In the genetic assessment for the predisposition to celiac disease (a disease defined as villous atrophy and inflammation of the small intestine resulting from gluten sensitivity – the immune response to dietary gluten), the heterodimer HLA-DQA1*0501 and HLA-DQB1*0201 is one of the main genes required to develop the tissue lesion of celiac disease. However, it appears from research studies that HLA-DQ1, HLA-DQ2, and HLA-DQ3 can all lead to immune reactions to gluten (i.e., gluten sensitivity) even in the absence of intestinal villous atrophy. Non-celiac gluten sensitivity syndromes are no less severe than ones accompanied by villous atrophy, in terms of symptoms they may cause, accompanying autoimmune diseases in other parts of the body, and resultant disability. Thus, it is more important to assess for genetic predisposition to the underlying immune reactivity to gluten itself than just the one clinical form called celiac disease. Furthermore, fecal analysis cannot diagnose celiac disease, therefore EnteroLab makes no such claims of doing so.
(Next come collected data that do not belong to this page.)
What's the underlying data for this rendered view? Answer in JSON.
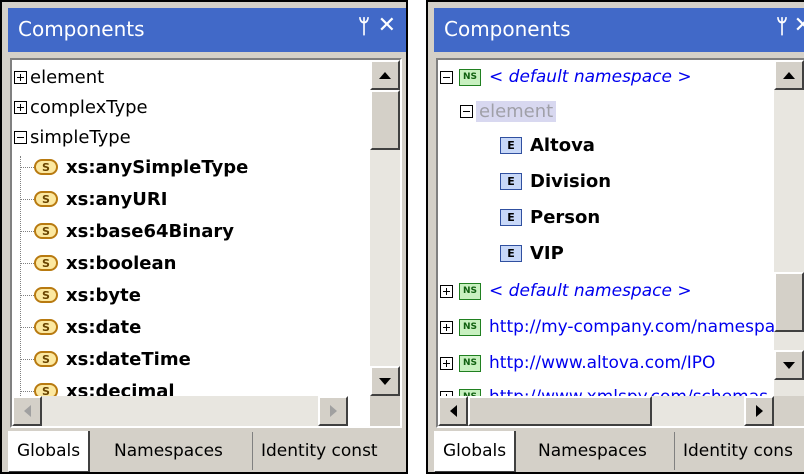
{
  "left_panel": {
    "title": "Components",
    "pin_glyph": "ᛘ",
    "close_glyph": "✕",
    "rows": [
      {
        "expander": "plus",
        "label": "element"
      },
      {
        "expander": "plus",
        "label": "complexType"
      },
      {
        "expander": "minus",
        "label": "simpleType"
      }
    ],
    "simple_types": [
      {
        "icon": "S",
        "label": "xs:anySimpleType"
      },
      {
        "icon": "S",
        "label": "xs:anyURI"
      },
      {
        "icon": "S",
        "label": "xs:base64Binary"
      },
      {
        "icon": "S",
        "label": "xs:boolean"
      },
      {
        "icon": "S",
        "label": "xs:byte"
      },
      {
        "icon": "S",
        "label": "xs:date"
      },
      {
        "icon": "S",
        "label": "xs:dateTime"
      },
      {
        "icon": "S",
        "label": "xs:decimal"
      }
    ],
    "tabs": [
      "Globals",
      "Namespaces",
      "Identity const"
    ]
  },
  "right_panel": {
    "title": "Components",
    "pin_glyph": "ᛘ",
    "close_glyph": "✕",
    "ns_icon": "NS",
    "elem_icon": "E",
    "namespace1": {
      "expander": "minus",
      "label": "< default namespace >"
    },
    "element_group": {
      "expander": "minus",
      "label": "element"
    },
    "elements": [
      "Altova",
      "Division",
      "Person",
      "VIP"
    ],
    "namespaces": [
      {
        "expander": "plus",
        "label": "< default namespace >",
        "style": "italic"
      },
      {
        "expander": "plus",
        "label": "http://my-company.com/namespace",
        "style": "url"
      },
      {
        "expander": "plus",
        "label": "http://www.altova.com/IPO",
        "style": "url"
      },
      {
        "expander": "plus",
        "label": "http://www.xmlspy.com/schemas",
        "style": "url"
      }
    ],
    "tabs": [
      "Globals",
      "Namespaces",
      "Identity cons"
    ]
  }
}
In weighing the potential clinical benefit to our clients of adding HLA-DQA1 locus typing (to our current practice of typing only the HLA-DQB1 locus) versus the almost doubling of cost and price, we have found through internal research that the frequency wherein HLA-DQ2 positivity is the celiac-related DQB1*0201 allele verses the non celiac 0202, 0203, 0204, or 0205 alleles is overwhelming in favor of the celiac 0201 (and we now even separate these subtypes). By linkage dysequilibrium, HLA-DQA1*0501 will usually accompany HLA-DQB1*0201. Furthermore, HLA-DQB1*0202 can cause celiac as well. The presence of HLA-DQ2 assessed serologically (functional presence of any DQ2 gene product) has always shown itself to be able to bind gliadin, and therefore predispose to gluten sensitivity (even if someone did not develop celiac disease/villous atrophy). For these three reasons (the overwhelming prevalence of the 0201 allele of DQ2 in our clientele, the linkage dysequilibrium of DQA1*0501 with DQB1*0201, and the greater importance of diagnosing the underlying immune reactivity to gluten, regardless of syndrome caused), we have decided to keep the price down for our clients and limit gene testing to the HLA-DQB1 locus. Finally, the treatment for gluten sensitivity and celiac disease is the same – complete-strict removal of gluten from the diet. The presence of any gene predisposing to immune reactivity to gluten (especially when accompanied by symptoms or an associated clinical syndrome) provides necessary information to the client to make an informed decision about whether or not to adopt a gluten-free diet.